Sachs: Well first of all with respect to China, I think that China is very pragmatic. China, as a developing country knows how important infrastructure is. They know how important roads, power, ports and so forth are. I like the pragmatism of how they target their support in terms of what kinds of programmes they are actually supporting. So I am very happy that China is becoming a significant donor.
As I mentioned before, I think the true test for aid is, is it used properly and does it have a good result? [But not, as an instrument for regulating politics. Not as test case depending on the political relations between donor and recipient. That kind of approach leads to very short-term programmes, stop and go aid policies, little impact on development, lots of distrust and rhetoric that goes way ahead of reality. I think it is really important for us to understand in the United States and Europe that we can't run the politics inside other regions of the world but what we can do is to ensure that if we are giving aid for help that it is actually reaching the people in the villages. How do you do that?
Not by a long list of political conditionalities, but rather by a very good programme. For example, mass distribution of bed nets, or a de-worming programme, or helping with construction of dispensaries and clinics. Things that you can count; things that you can measure; things that you can monitor and things that you can audit. And things that don't involve a lot of trust. I don't think that trust is a big part of this relationship, frankly.
I think it is about practicality. I'm not calling for distrust; I'm just calling for practicality. And also things that don't rely on going through six levels of government before they reach the people that need the aid. So if you are targeting people in the village, make a village programme. Don't send it through the central government down through the next government. Think about how to ensure the direct delivery of services from the lowest level of government that can carry this out. And that might be district officials for example.
And with modern information systems, spread sheets, and other ways to do this one can have a programme that just gets the help down to those who need it and another trick of course is that when people know that they should be expecting a bed net, that they should be expecting a vitamin A supplement or de-worming, or they that they should be expecting a clinic to come to every village, then they become monitors of the government as well.
And Uganda has proved that in the past. When it published its education budgets down to every school district level, the communities got involved to make sure that the money wasn't stopped at the district level or at some higher level of government. So Uganda has actually shown in the past how to use pressure from the bottom to make sure that aid actually gets there and is used effectively.

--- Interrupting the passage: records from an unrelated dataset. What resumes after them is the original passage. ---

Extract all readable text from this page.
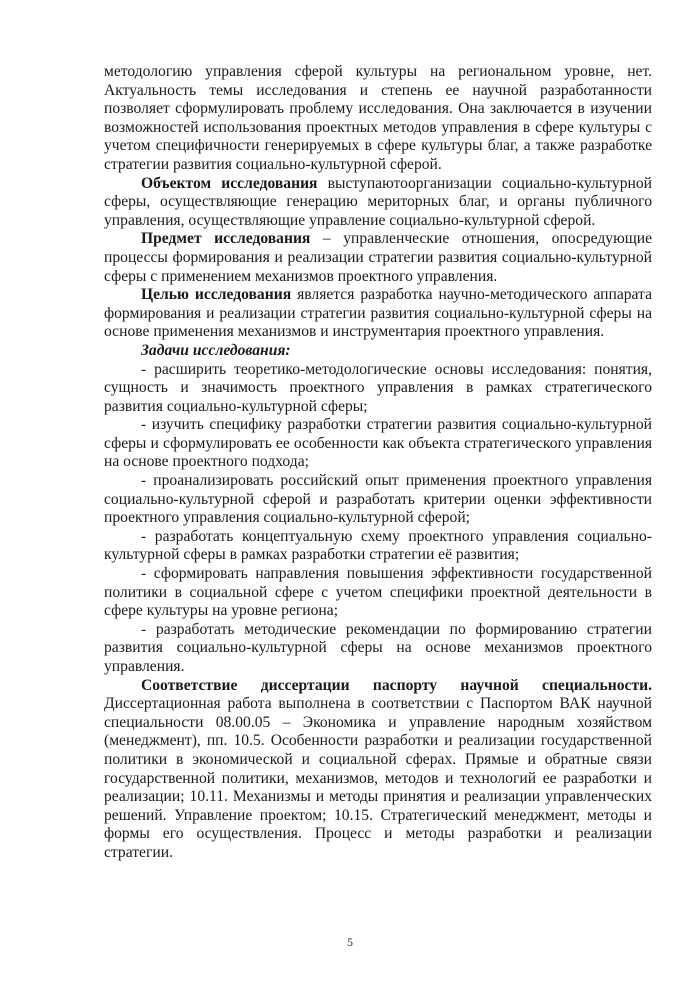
методологию управления сферой культуры на региональном уровне, нет. Актуальность темы исследования и степень ее научной разработанности позволяет сформулировать проблему исследования. Она заключается в изучении возможностей использования проектных методов управления в сфере культуры с учетом специфичности генерируемых в сфере культуры благ, а также разработке стратегии развития социально-культурной сферой.

Объектом исследования выступаютоорганизации социально-культурной сферы, осуществляющие генерацию мериторных благ, и органы публичного управления, осуществляющие управление социально-культурной сферой.

Предмет исследования – управленческие отношения, опосредующие процессы формирования и реализации стратегии развития социально-культурной сферы с применением механизмов проектного управления.

Целью исследования является разработка научно-методического аппарата формирования и реализации стратегии развития социально-культурной сферы на основе применения механизмов и инструментария проектного управления.

Задачи исследования:

- расширить теоретико-методологические основы исследования: понятия, сущность и значимость проектного управления в рамках стратегического развития социально-культурной сферы;

- изучить специфику разработки стратегии развития социально-культурной сферы и сформулировать ее особенности как объекта стратегического управления на основе проектного подхода;

- проанализировать российский опыт применения проектного управления социально-культурной сферой и разработать критерии оценки эффективности проектного управления социально-культурной сферой;

- разработать концептуальную схему проектного управления социально-культурной сферы в рамках разработки стратегии её развития;

- сформировать направления повышения эффективности государственной политики в социальной сфере с учетом специфики проектной деятельности в сфере культуры на уровне региона;

- разработать методические рекомендации по формированию стратегии развития социально-культурной сферы на основе механизмов проектного управления.

Соответствие диссертации паспорту научной специальности. Диссертационная работа выполнена в соответствии с Паспортом ВАК научной специальности 08.00.05 – Экономика и управление народным хозяйством (менеджмент), пп. 10.5. Особенности разработки и реализации государственной политики в экономической и социальной сферах. Прямые и обратные связи государственной политики, механизмов, методов и технологий ее разработки и реализации; 10.11. Механизмы и методы принятия и реализации управленческих решений. Управление проектом; 10.15. Стратегический менеджмент, методы и формы его осуществления. Процесс и методы разработки и реализации стратегии.

5
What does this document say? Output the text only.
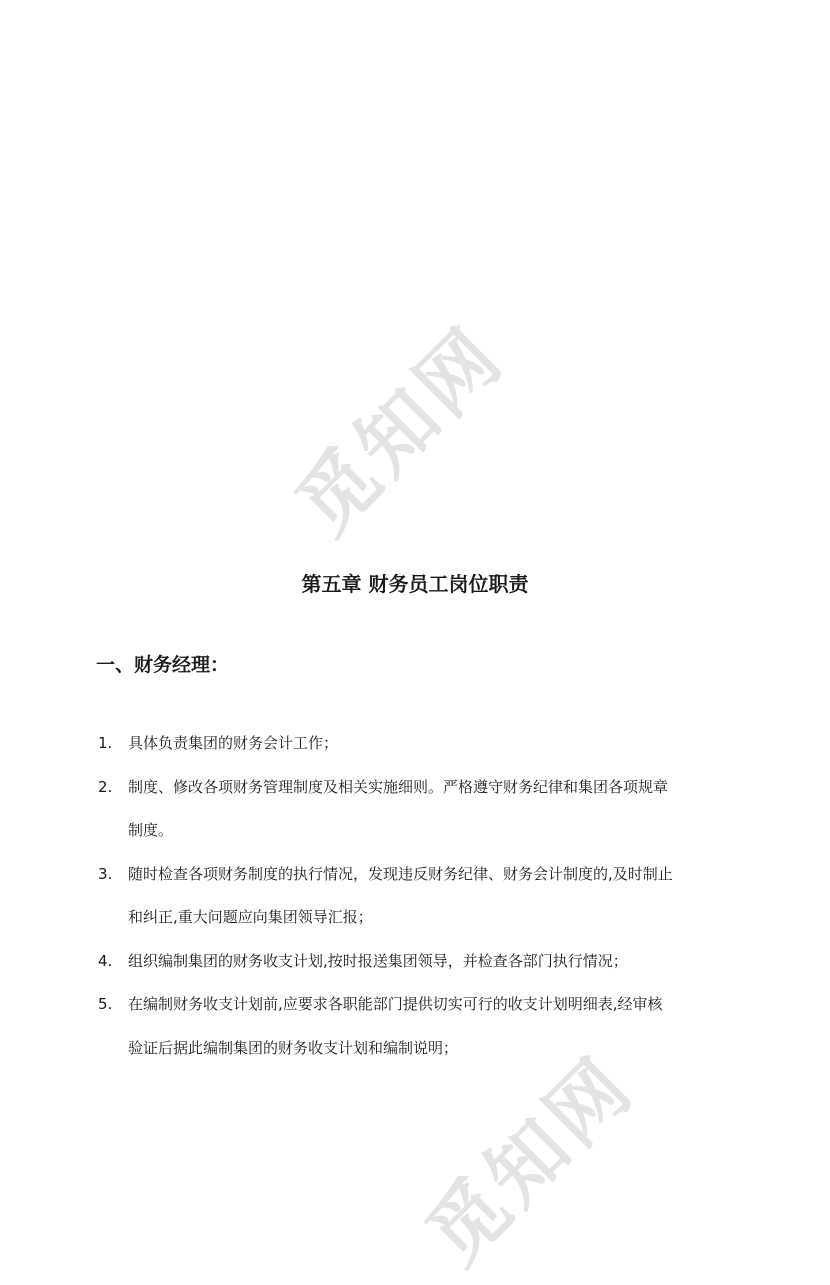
觅知网
觅知网
第五章 财务员工岗位职责
一、财务经理：
1.	具体负责集团的财务会计工作；
2.	制度、修改各项财务管理制度及相关实施细则。严格遵守财务纪律和集团各项规章
制度。
3.	随时检查各项财务制度的执行情况，发现违反财务纪律、财务会计制度的,及时制止
和纠正,重大问题应向集团领导汇报；
4.	组织编制集团的财务收支计划,按时报送集团领导，并检查各部门执行情况；
5.	在编制财务收支计划前,应要求各职能部门提供切实可行的收支计划明细表,经审核
验证后据此编制集团的财务收支计划和编制说明；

So I want aid to carry much less of a burden than it carries right now. Aid should not solve all politics, aid should not be a measure of overall happiness between rich people and poor people and their governments; aid should be very pragmatically directed so that the life and death challenges facing the poorest of the poor can be met systematically and on a sustained basis so they can escape from poverty and when they do, they are going to raise their democratic voice, they are going to demand a say, they are going to become step by step a middle class, which creates political stability and democracy.
So let's get the order right. Let's help those in need in a very practical way and let's do it in ways that we can really monitor measure and audit. Because I am not a softie on this. I want delivery. I just don't want a lot of high politics involved in this and a lot of high theory. I want real results on the ground.